I stumbled upon something that baffles me while working with PDF files. The problem arose due to the non-ASCII characters âãÏÓ on the second line of the PDFs.
I started with a base64 encoded PDF whose first two lines when decoded with Base.decode64! result in: <<37, 80, 68, 70, 45, 49, 46, 53, 13, 10, 37, 226, 227, 207, 211, 13, 10>> with some carriage returns and newlines.
This is not a valid string however, as 226, 227, 207, 211 are the utf-8 codepoints for “âãÏÓ”, but not its bitstring, which is <<195, 162, 195, 163, 195, 143, 195, 147>>.
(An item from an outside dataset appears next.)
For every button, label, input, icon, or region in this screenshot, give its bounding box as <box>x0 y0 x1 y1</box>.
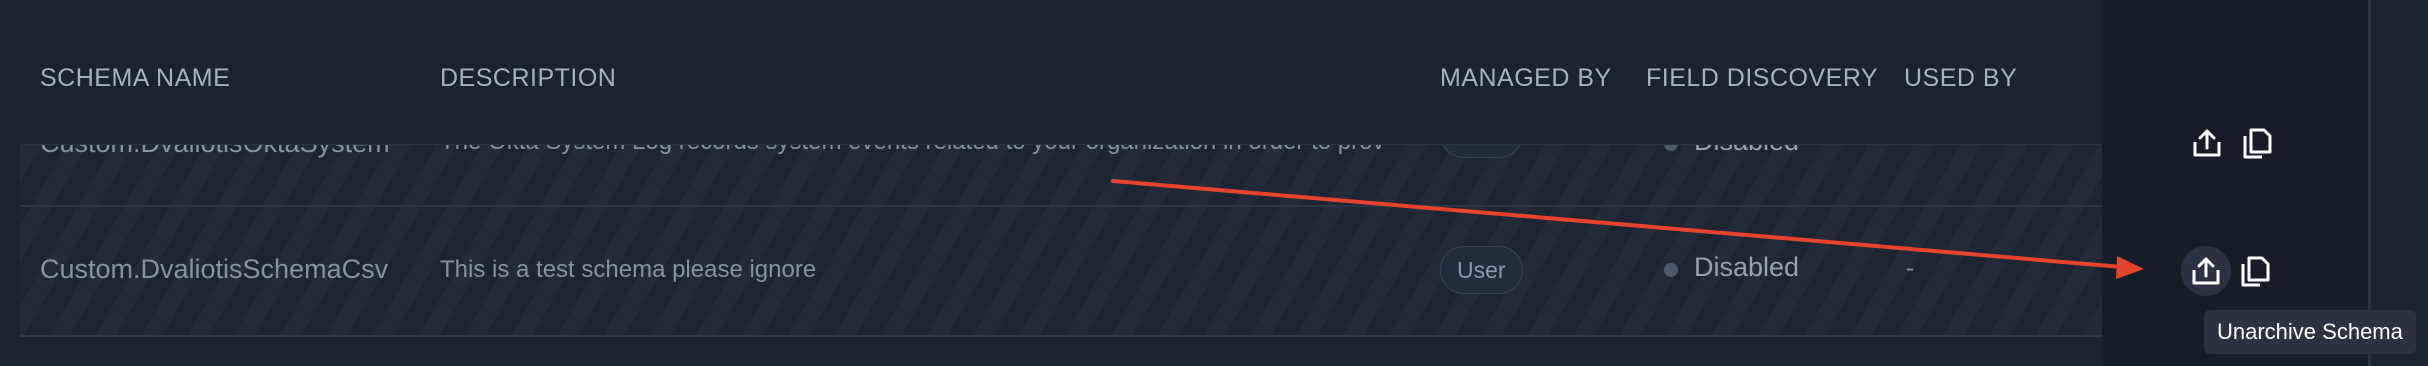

If we substitute this in the original string so that it becomes <<37, 80, 68, 70, 45, 49, 46, 53, 13, 10, 37, 195, 162, 195, 163, 195, 143, 195, 147, 13, 10>> it is now valid.
I also noticed that <<226 :: utf8>> returns "â", but <<226, 277 :: utf8>> returns <<226, 196, 149>>.
The PDF is naturally a binary, but why is this "âãÏÓ" part not decoded with its bitstring representation and instead it is decoded with its codepoints? I understand that this might sound stupid if the answer is obvious, but I still find it strange. Does it have something to do with the fact that each of these characters use two bytes? And when there is more than one of them so they cannot be meaningfully distinguished?
And as a sidenote, does saving a PDF binary with these codepoints in it work because they are part of a comment (with a %) in the PDF structure and hence the line they are on is completely ignored?